Jede Szene ein Tableau

Robert Wilson begeistert in Düsseldorf mit Kiplings „Dschungelbuch“ das Publikum

Von Günther Hennecke


Düsseldorf – Die Kindheit hat ihn wieder. Den seit 40 Jahren als „Lichtgestalter“ und „Bilderfinder“ umjubelten US-Bühnenstar Robert Wilson. In den Urwald hat er sich verirrt. Baudelaires Worten folgend, „Genie ist die willentlich zurückeroberte Kindheit“. 

Von Paris nach Düsseldorf
Also stürzte sich der mittlerweile 78–Jährige in den „Dschungel“, den Rudyard Kiplings „Buch“ von 1894 berühmt gemacht hat. Mit Mowgli und seinen tierischen Abenteuern. Seine Uraufführung erlebte das Stück vor wenigen Tagen am mit dem Düsseldorfer Schauspielhaus kooperierenden „Théâtre de la Ville“ in Paris. Nun zog es auch am Rhein in Bann, wo bereits Wilsons „Sandmann“-Paraphrase nach E.T.A. Hoffmann Publikums-Triumph feierte. Standing Ovations – heute wie damals.
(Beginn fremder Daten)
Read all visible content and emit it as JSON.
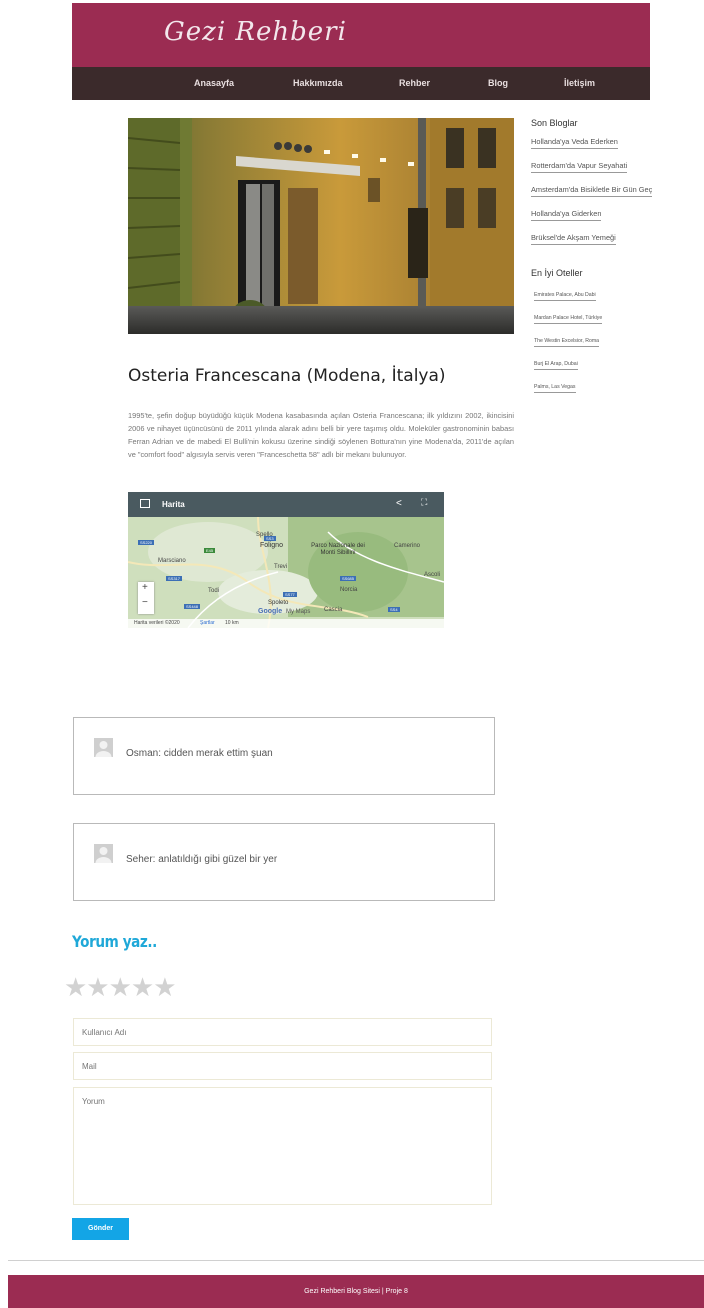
{
  "header": {
    "brand": "Gezi Rehberi"
  },
  "nav": {
    "items": [
      "Anasayfa",
      "Hakkımızda",
      "Rehber",
      "Blog",
      "İletişim"
    ]
  },
  "post": {
    "title": "Osteria Francescana (Modena, İtalya)",
    "body": "1995'te, şefin doğup büyüdüğü küçük Modena kasabasında açılan Osteria Francescana; ilk yıldızını 2002, ikincisini 2006 ve nihayet üçüncüsünü de 2011 yılında alarak adını belli bir yere taşımış oldu. Moleküler gastronominin babası Ferran Adrian ve de mabedi El Bulli'nin kokusu üzerine sindiği söylenen Bottura'nın yine Modena'da, 2011'de açılan ve \"comfort food\" algısıyla servis veren \"Franceschetta 58\" adlı bir mekanı bulunuyor."
  },
  "map": {
    "title": "Harita",
    "places": [
      "Spello",
      "Foligno",
      "Marsciano",
      "Trevi",
      "Parco Nazionale dei Monti Sibillini",
      "Camerino",
      "Todi",
      "Spoleto",
      "Norcia",
      "Cascia",
      "Ascoli"
    ],
    "roads": [
      "SS220",
      "E45",
      "SS317",
      "SS3",
      "SS77",
      "SS685",
      "SS4",
      "SS448"
    ],
    "zoom_in": "+",
    "zoom_out": "−",
    "google": "Google",
    "mymaps": "My Maps",
    "attribution": "Harita verileri ©2020",
    "terms": "Şartlar",
    "scale": "10 km"
  },
  "sidebar": {
    "blogs_title": "Son Bloglar",
    "blogs": [
      "Hollanda'ya Veda Ederken",
      "Rotterdam'da Vapur Seyahati",
      "Amsterdam'da Bisikletle Bir Gün Geçirmek",
      "Hollanda'ya Giderken",
      "Brüksel'de Akşam Yemeği"
    ],
    "hotels_title": "En İyi Oteller",
    "hotels": [
      "Emirates Palace, Abu Dabi",
      "Mardan Palace Hotel, Türkiye",
      "The Westin Excelsior, Roma",
      "Burj El Arap, Dubai",
      "Palms, Las Vegas"
    ]
  },
  "comments": [
    {
      "text": "Osman: cidden merak ettim şuan"
    },
    {
      "text": "Seher: anlatıldığı gibi güzel bir yer"
    }
  ],
  "form": {
    "title": "Yorum yaz..",
    "stars": "★★★★★",
    "username_placeholder": "Kullanıcı Adı",
    "mail_placeholder": "Mail",
    "comment_placeholder": "Yorum",
    "submit": "Gönder"
  },
  "footer": {
    "text": "Gezi Rehberi Blog Sitesi | Proje 8"
  },
  "colors": {
    "brand": "#9b2c52",
    "nav": "#3b2a2b",
    "accent": "#1fa8d8",
    "button": "#13a5e6"
  }
}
Jedes Bild ein Licht-Kunstwerk
Vielleicht liegt es auch daran, dass sich Wilson nicht grundsätzlich weiterentwickelt hat. Sein Spiel mit Licht und Schatten, seine Menschendarstellung, seine grandiose Fähigkeit, Bilder, ja ganze Tableaus zu schaffen, die jeweils selbst als Kunstwerk bestehen können. Mit und in ihnen droht aber  ein Stillstand, der zwar Details bewundern, aber die Geschichte, die erzählt werden soll, auf der Stelle treten lässt.

Perfektion erweist sich als Schwäche
Dass sich dabei sowohl die Wildheit des Dschungels als auch die Gefährdung Mowglis, des Menschenkindes, in schönen, oft viel zu perfekten Bildern verlieren, war und bleibt wohl eine der Schwächen des Theater-Zauberers Wilsons.

Dschungel schlägt Zivilisation
So gerät der Dschungel, wenn auch herrlich anzuschauen, zu stilisierten Pflanzen. Und Mowgli, hier übrigens eine junge Frau, zu einem naiven, in ein rotes Höschen und Pulli gesteckten Springinsfeld. Brav und harmlos. So  harmlos wie die Welt um ihn herum. Mit einem tapsig-witzigen Bär Baloo, einem geschmeidig–eleganten Schwarzen Panther und all den anderen zauberhaften Kipling-Figuren, die die Welt auf den Kopf stellen: Dschungel schlägt Zivilisation.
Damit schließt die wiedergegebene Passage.